Last updated: February 20, 2008 - 11:49pm
[SOURCE: Wall Street Journal, AUTHOR: Jesse Drucker]
The good news for Web-surfing American households is that the cost of entry-level, high-speed Internet service is falling, thanks to competition between telephone and cable companies. The bad news is that even at these low prices you're not getting much for your money. What passes for entry-level broadband service -- the most heavily marketed since summer -- is downright sluggish in the U.S. compared with that in many other countries; and not just in tech-crazed locales like Korea and Japan, but also in the likes of France. The inferior value of U.S. broadband service becomes clear when you calculate the monthly "cost per megabit" of Internet access, or how much you pay to get a megabit's worth of download capability. The very definition of broadband in the U.S. isn't keeping up with the increasingly sophisticated ways a consumer uses the Web. The FCC defines "high speed" as 200 kilobits in at least one direction.
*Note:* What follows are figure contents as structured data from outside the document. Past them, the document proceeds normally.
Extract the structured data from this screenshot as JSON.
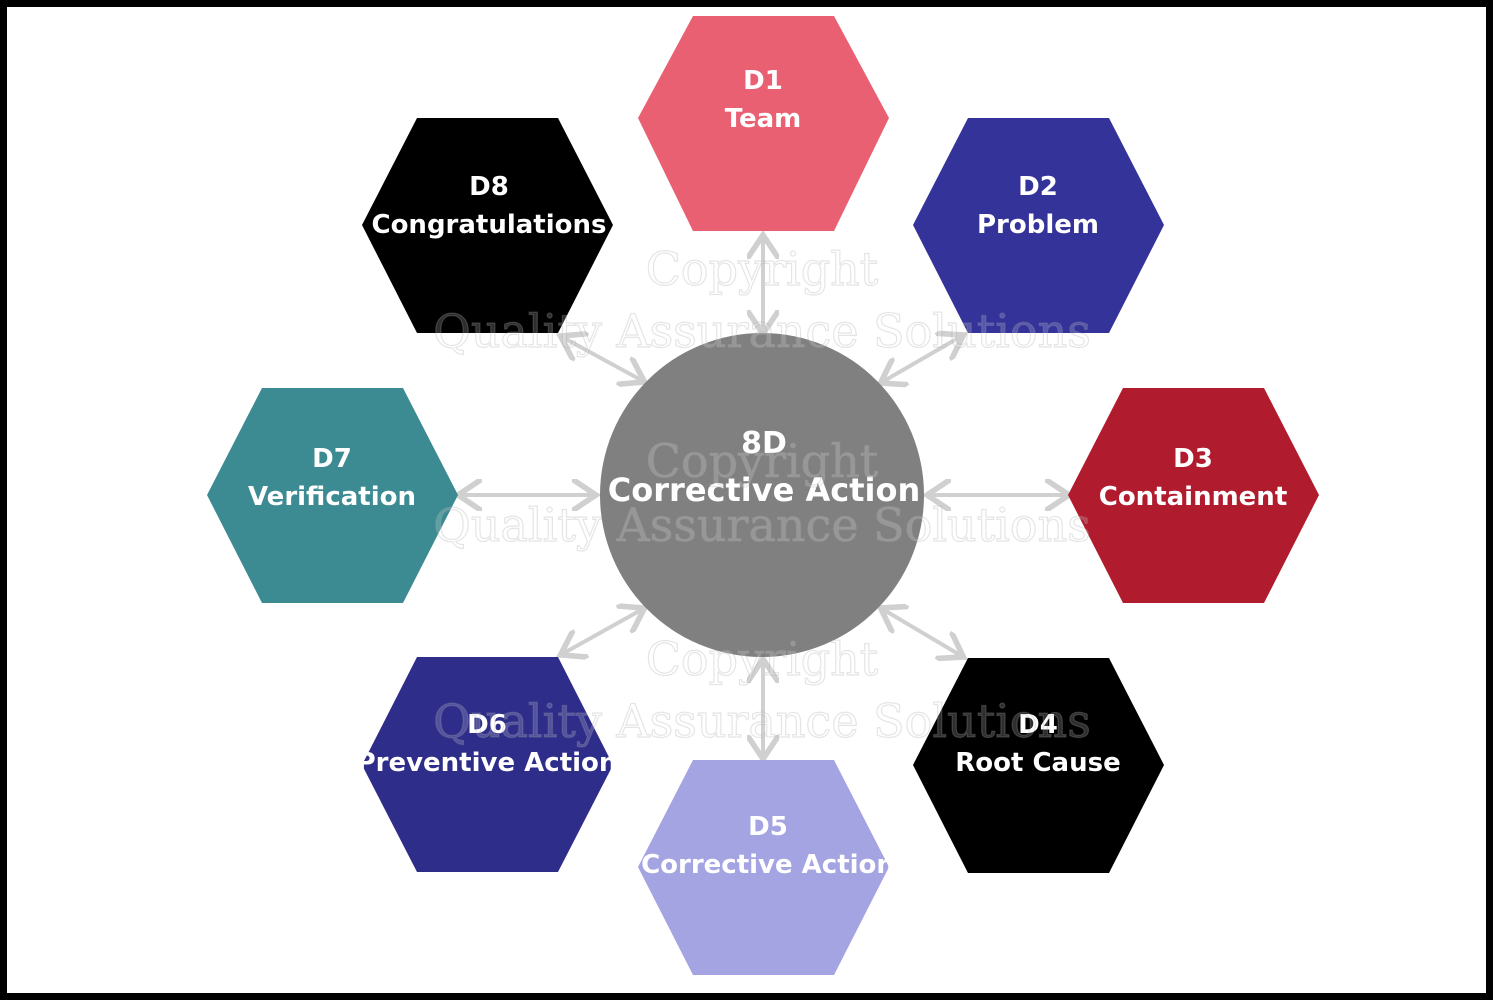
{
  "center": {
    "line1": "8D",
    "line2": "Corrective Action",
    "color": "#808080"
  },
  "steps": [
    {
      "id": "d1",
      "code": "D1",
      "name": "Team",
      "color": "#E96072"
    },
    {
      "id": "d2",
      "code": "D2",
      "name": "Problem",
      "color": "#34339A"
    },
    {
      "id": "d3",
      "code": "D3",
      "name": "Containment",
      "color": "#B01B2E"
    },
    {
      "id": "d4",
      "code": "D4",
      "name": "Root Cause",
      "color": "#000000"
    },
    {
      "id": "d5",
      "code": "D5",
      "name": "Corrective Action",
      "color": "#A4A4E2"
    },
    {
      "id": "d6",
      "code": "D6",
      "name": "Preventive Action",
      "color": "#2E2D8A"
    },
    {
      "id": "d7",
      "code": "D7",
      "name": "Verification",
      "color": "#3C8B92"
    },
    {
      "id": "d8",
      "code": "D8",
      "name": "Congratulations",
      "color": "#000000"
    }
  ],
  "watermark": {
    "line1": "Copyright",
    "line2": "Quality Assurance Solutions"
  },
  "arrow_color": "#D0D0D0"
}
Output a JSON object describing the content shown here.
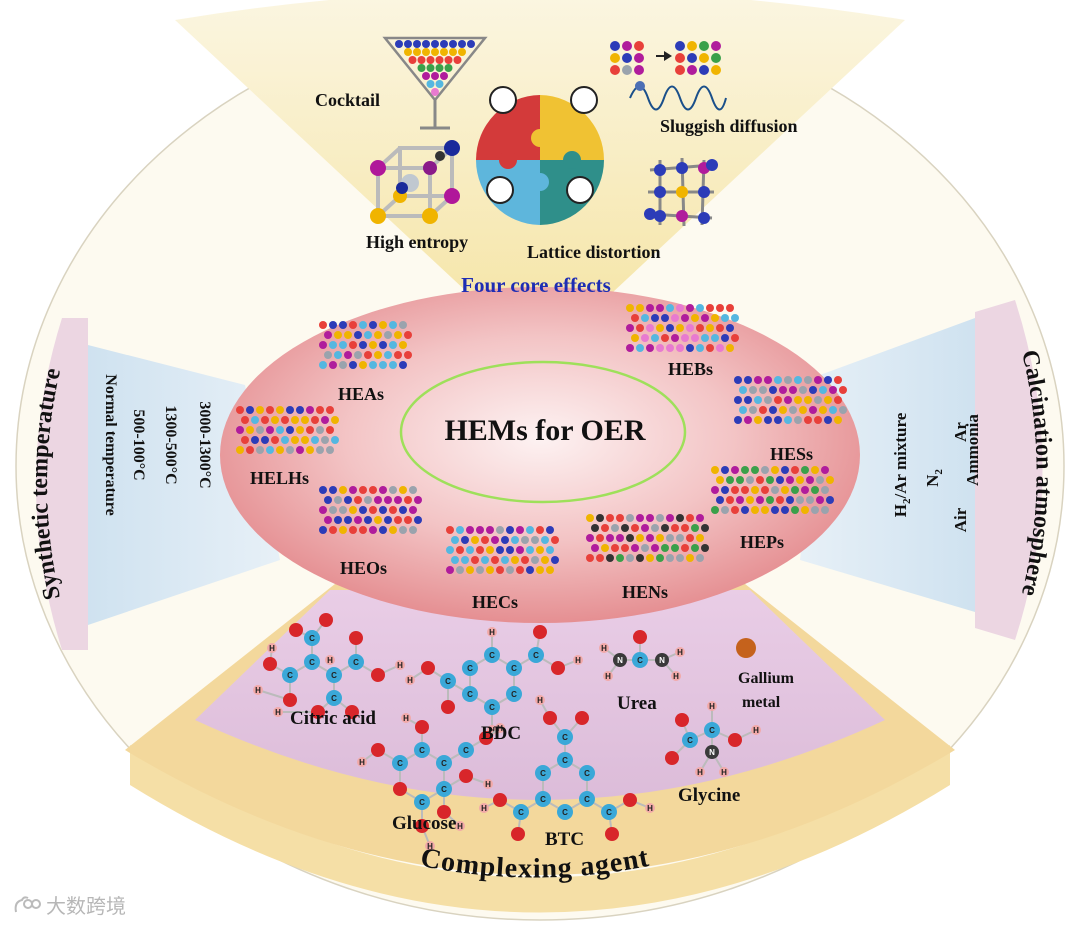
{
  "top_section": {
    "title": "Four core effects",
    "items": [
      "Cocktail",
      "Sluggish diffusion",
      "High entropy",
      "Lattice distortion"
    ]
  },
  "center": {
    "title": "HEMs for OER",
    "materials": [
      "HEAs",
      "HEBs",
      "HELHs",
      "HESs",
      "HEPs",
      "HEOs",
      "HECs",
      "HENs"
    ]
  },
  "left_section": {
    "title": "Synthetic temperature",
    "lines": [
      "3000-1300°C",
      "1300-500°C",
      "500-100°C",
      "Normal temperature"
    ]
  },
  "right_section": {
    "title": "Calcination atmosphere",
    "lines": [
      "H2/Ar mixture",
      "Ar",
      "N2",
      "Ammonia",
      "Air"
    ]
  },
  "bottom_section": {
    "title": "Complexing agent",
    "agents": [
      "Citric acid",
      "BDC",
      "Urea",
      "Gallium",
      "metal",
      "Glucose",
      "BTC",
      "Glycine"
    ]
  },
  "atom_labels": {
    "carbon": "C",
    "hydrogen": "H",
    "nitrogen": "N"
  },
  "watermark": "大数跨境",
  "colors": {
    "outer_bg": "#fdf9ec",
    "top_fan": "#f6e7a6",
    "center_ellipse": "#eba0a2",
    "center_ring": "#9ee05a",
    "side_band": "#dce9f3",
    "side_title_band": "#ecd6e2",
    "bottom_fan": "#e4c5e0",
    "bottom_band": "#f5dfa6",
    "title_blue": "#1e2db4"
  }
}
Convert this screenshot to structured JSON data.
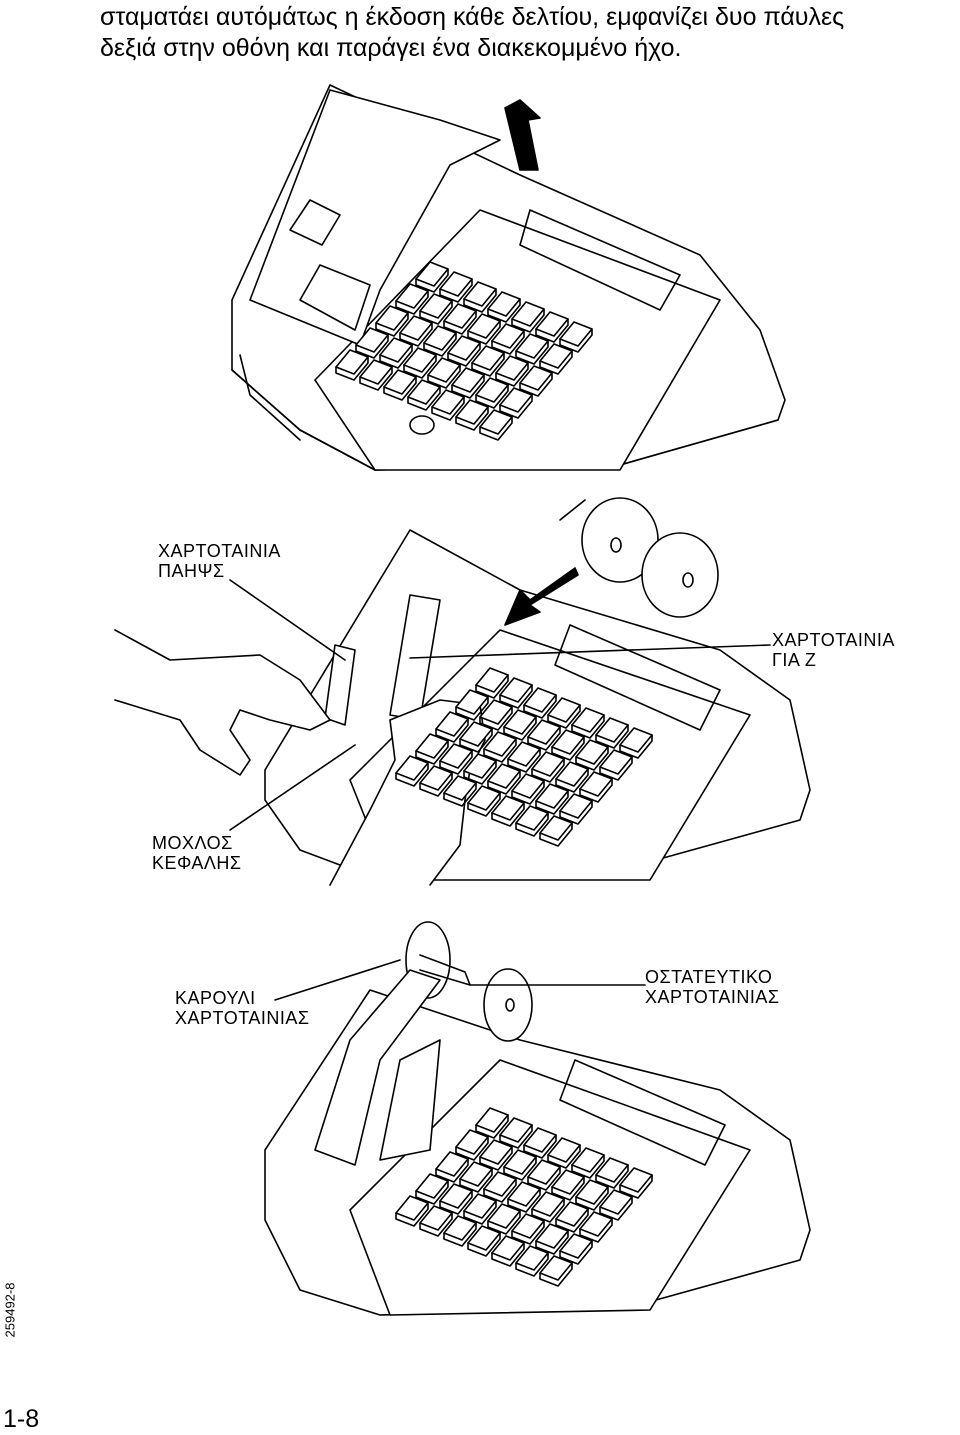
{
  "intro": {
    "line1": "σταματάει αυτόμάτως η έκδοση κάθε δελτίου, εμφανίζει δυο πάυλες",
    "line2": "δεξιά στην οθόνη και παράγει ένα διακεκομμένο ήχο."
  },
  "labels": {
    "journal_paper": [
      "ΧΑΡΤΟΤΑΙΝΙΑ",
      "ΠΑΗΨΣ"
    ],
    "z_paper": [
      "ΧΑΡΤΟΤΑΙΝΙΑ",
      "ΓΙΑ Ζ"
    ],
    "head_lever": [
      "ΜΟΧΛΟΣ",
      "ΚΕΦΑΛΗΣ"
    ],
    "paper_reel": [
      "ΚΑΡΟΥΛΙ",
      "ΧΑΡΤΟΤΑΙΝΙΑΣ"
    ],
    "paper_retainer": [
      "ΟΣΤΑΤΕΥΤΙΚΟ",
      "ΧΑΡΤΟΤΑΙΝΙΑΣ"
    ]
  },
  "figure_code": "259492-8",
  "page_number": "1-8"
}
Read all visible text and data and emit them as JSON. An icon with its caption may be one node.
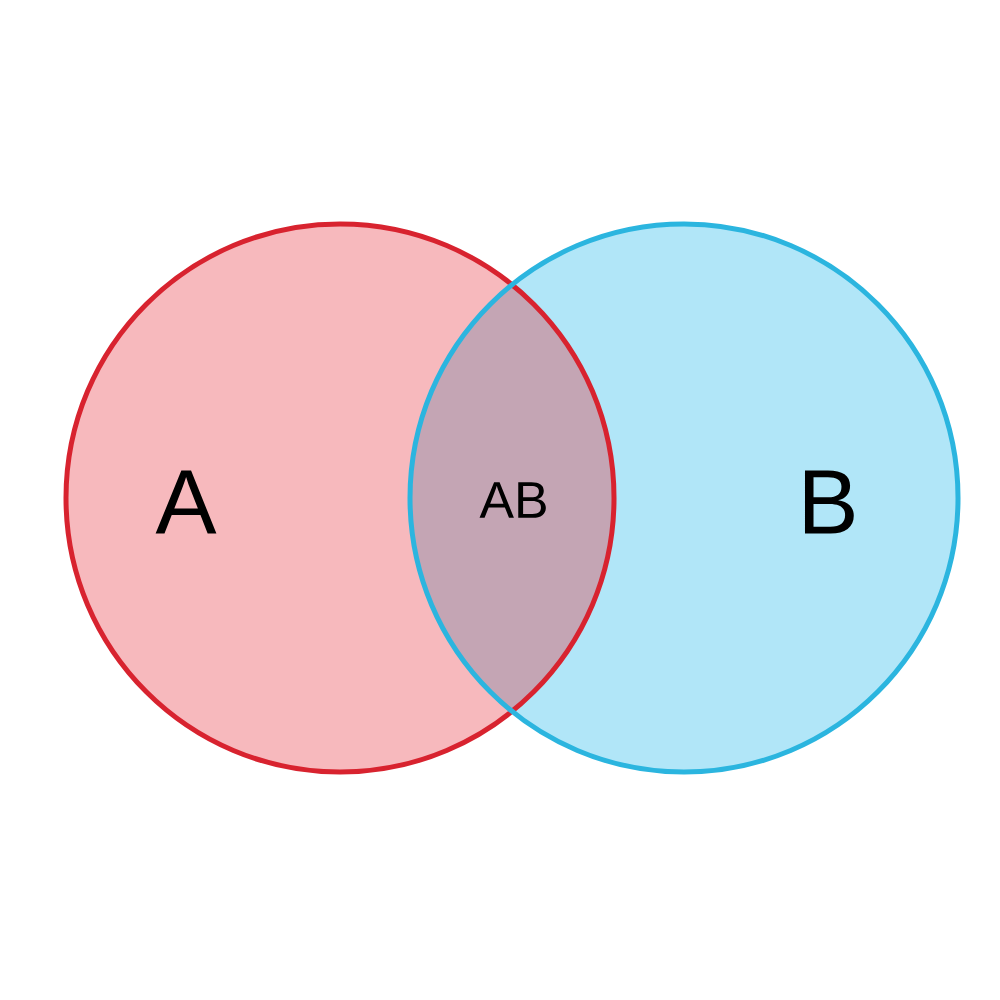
{
  "diagram": {
    "nodes": [
      {
        "text": [
          "A"
        ]
      },
      {
        "text": [
          "B"
        ]
      },
      {
        "text": [
          "AB"
        ]
      }
    ]
  }
}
That may have been speedy in 1995, but it's pretty pokey in 2005, when speed should be measured in megabits -- at least five times as fast -- instead. Michael Gallagher, head of the National Telecommunications and Information Administration, the U.S. Commerce Department arm that advises the White House on policy, says the best way to get universal, affordable broadband is to leave things to the competitive market.